### How to Use Price Elasticity of demand Calculator

# Price Elasticity of demand Calculator

### How to find the Price elasticity of demand

A real world example :

A company is selling earphones, currently the company sells each earphone for $15. With this price the company sells 3,000 a month. The company then decides to change the price to $12 for each earphone. Company then sold 5,000 earphones a month. Now we have our starting price and our price change along with earphones sold for each price, with this information we can calculate the price elasticity of demand.

- We then fill in the formula with our values
- First we want to get the percentage change in quantity demand for a product. The top will look like this

(5,000-3,000)/(5,000+3,000)

this will give us the percentage change.

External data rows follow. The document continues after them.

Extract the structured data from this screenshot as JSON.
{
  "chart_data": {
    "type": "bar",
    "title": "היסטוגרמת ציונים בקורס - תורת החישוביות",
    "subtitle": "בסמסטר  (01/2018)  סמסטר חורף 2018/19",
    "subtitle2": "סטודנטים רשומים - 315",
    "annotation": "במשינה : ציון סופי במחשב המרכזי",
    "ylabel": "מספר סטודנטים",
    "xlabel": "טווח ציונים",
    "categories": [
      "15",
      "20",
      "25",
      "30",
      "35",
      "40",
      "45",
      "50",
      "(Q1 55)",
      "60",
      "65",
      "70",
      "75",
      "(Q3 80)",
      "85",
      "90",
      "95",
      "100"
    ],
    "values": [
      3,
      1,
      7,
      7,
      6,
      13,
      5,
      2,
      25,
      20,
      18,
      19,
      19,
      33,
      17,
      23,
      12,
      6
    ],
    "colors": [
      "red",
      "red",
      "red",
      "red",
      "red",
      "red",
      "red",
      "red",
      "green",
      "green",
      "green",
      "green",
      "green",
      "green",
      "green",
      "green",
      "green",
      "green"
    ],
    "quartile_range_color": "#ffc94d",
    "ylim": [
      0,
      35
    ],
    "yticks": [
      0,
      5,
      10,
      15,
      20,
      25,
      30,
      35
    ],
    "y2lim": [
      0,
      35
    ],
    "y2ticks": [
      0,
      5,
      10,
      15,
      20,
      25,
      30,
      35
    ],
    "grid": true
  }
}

In this case there was a 25 (rounded) percent change in the quantity demand after the price change - Then we will do the bottom of our formula, the price change
- Again we put in our old values to the right and new to the left so our bottom line will look like this:

(12-15)/(12+15) this will give us the price change percentage, which is -11 percent! - Finally we divide the top by the bottom
- 25/-11 = -2.25, our Elasticity is Elastic

Price Elasticity of demand is used in economics to measure the effect a price change has on a products demand. It is often used while discussing price sensitivity.

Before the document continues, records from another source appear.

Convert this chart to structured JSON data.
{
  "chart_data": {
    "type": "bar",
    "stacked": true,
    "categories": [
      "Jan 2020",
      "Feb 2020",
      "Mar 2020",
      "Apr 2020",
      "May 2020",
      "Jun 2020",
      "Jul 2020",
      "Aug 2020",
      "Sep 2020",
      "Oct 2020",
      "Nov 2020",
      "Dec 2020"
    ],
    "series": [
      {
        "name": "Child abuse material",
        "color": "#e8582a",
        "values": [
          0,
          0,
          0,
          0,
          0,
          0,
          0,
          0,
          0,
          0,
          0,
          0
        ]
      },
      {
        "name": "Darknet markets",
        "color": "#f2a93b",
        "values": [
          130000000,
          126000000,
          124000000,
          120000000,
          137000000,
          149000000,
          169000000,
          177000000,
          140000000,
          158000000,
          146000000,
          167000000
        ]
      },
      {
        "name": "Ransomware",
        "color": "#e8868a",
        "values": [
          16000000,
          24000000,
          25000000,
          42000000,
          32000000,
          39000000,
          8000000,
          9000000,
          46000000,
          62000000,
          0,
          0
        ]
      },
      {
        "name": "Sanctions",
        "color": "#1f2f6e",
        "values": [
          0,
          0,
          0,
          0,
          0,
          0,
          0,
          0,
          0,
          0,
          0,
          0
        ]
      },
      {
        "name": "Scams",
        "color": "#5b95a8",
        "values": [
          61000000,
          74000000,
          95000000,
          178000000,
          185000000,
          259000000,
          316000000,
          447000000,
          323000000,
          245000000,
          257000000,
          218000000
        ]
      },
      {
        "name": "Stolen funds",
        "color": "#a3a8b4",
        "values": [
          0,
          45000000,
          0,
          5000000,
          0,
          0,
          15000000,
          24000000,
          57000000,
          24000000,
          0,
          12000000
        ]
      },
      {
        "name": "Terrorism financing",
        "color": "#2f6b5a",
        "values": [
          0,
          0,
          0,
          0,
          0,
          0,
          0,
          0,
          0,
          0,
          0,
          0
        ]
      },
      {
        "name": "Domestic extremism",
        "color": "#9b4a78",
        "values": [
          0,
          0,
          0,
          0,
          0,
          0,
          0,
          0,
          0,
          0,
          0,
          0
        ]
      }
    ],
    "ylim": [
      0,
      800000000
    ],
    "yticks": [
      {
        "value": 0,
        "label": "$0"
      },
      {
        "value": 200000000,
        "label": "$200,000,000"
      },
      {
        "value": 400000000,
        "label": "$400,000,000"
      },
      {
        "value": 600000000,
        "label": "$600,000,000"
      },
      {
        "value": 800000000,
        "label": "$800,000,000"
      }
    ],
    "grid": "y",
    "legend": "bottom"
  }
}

### Three types of Elasticity

- Inelastic demand
- Inelastic demand is if the price change is more then the quantity demand change.

- Elastic demand
- Is when the price change percentage is smaller than the quantity demand change.

- Unitary
- When the change in price of a product is equal to the change in quantity demanded.

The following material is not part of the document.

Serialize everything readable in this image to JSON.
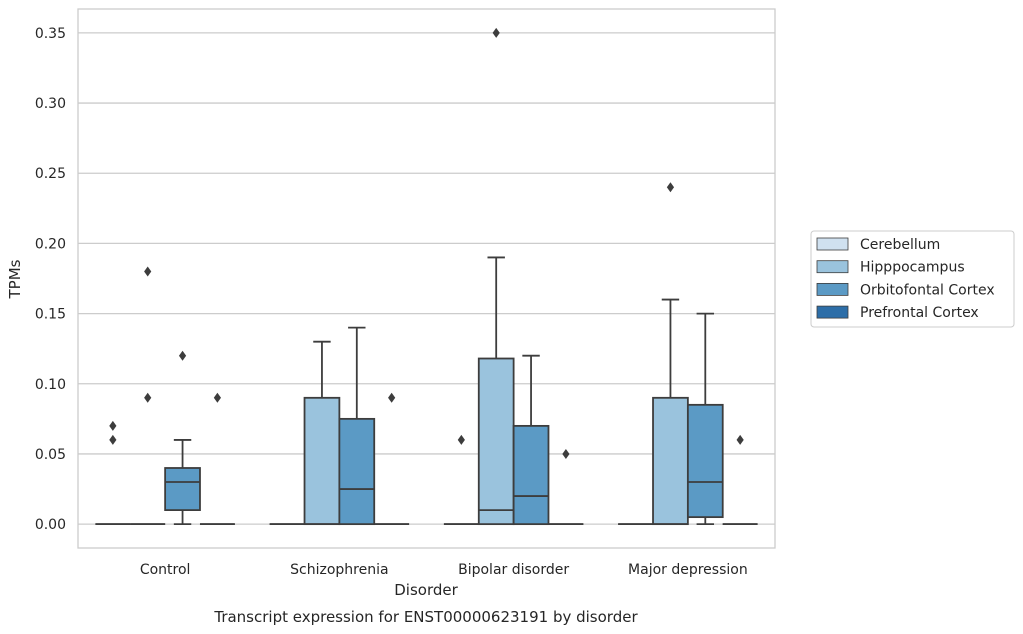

### Analyzing Price Elasticity

Now we can do the calculations and discover the elasticity. The formula for the price elasticity of demand is:

**The percentage of change in quantity demand for a product / percent change in price **

**[(FQ -IQ)/(FQ+ IQ)]/[(FP-IP)/(FP+IP)]**

- FQ = Demand after the price change
- IQ = Demand before price change
- PF = Final Price
- IP = Initial Price

- If the result is = 1 then the elasticity is Unitary.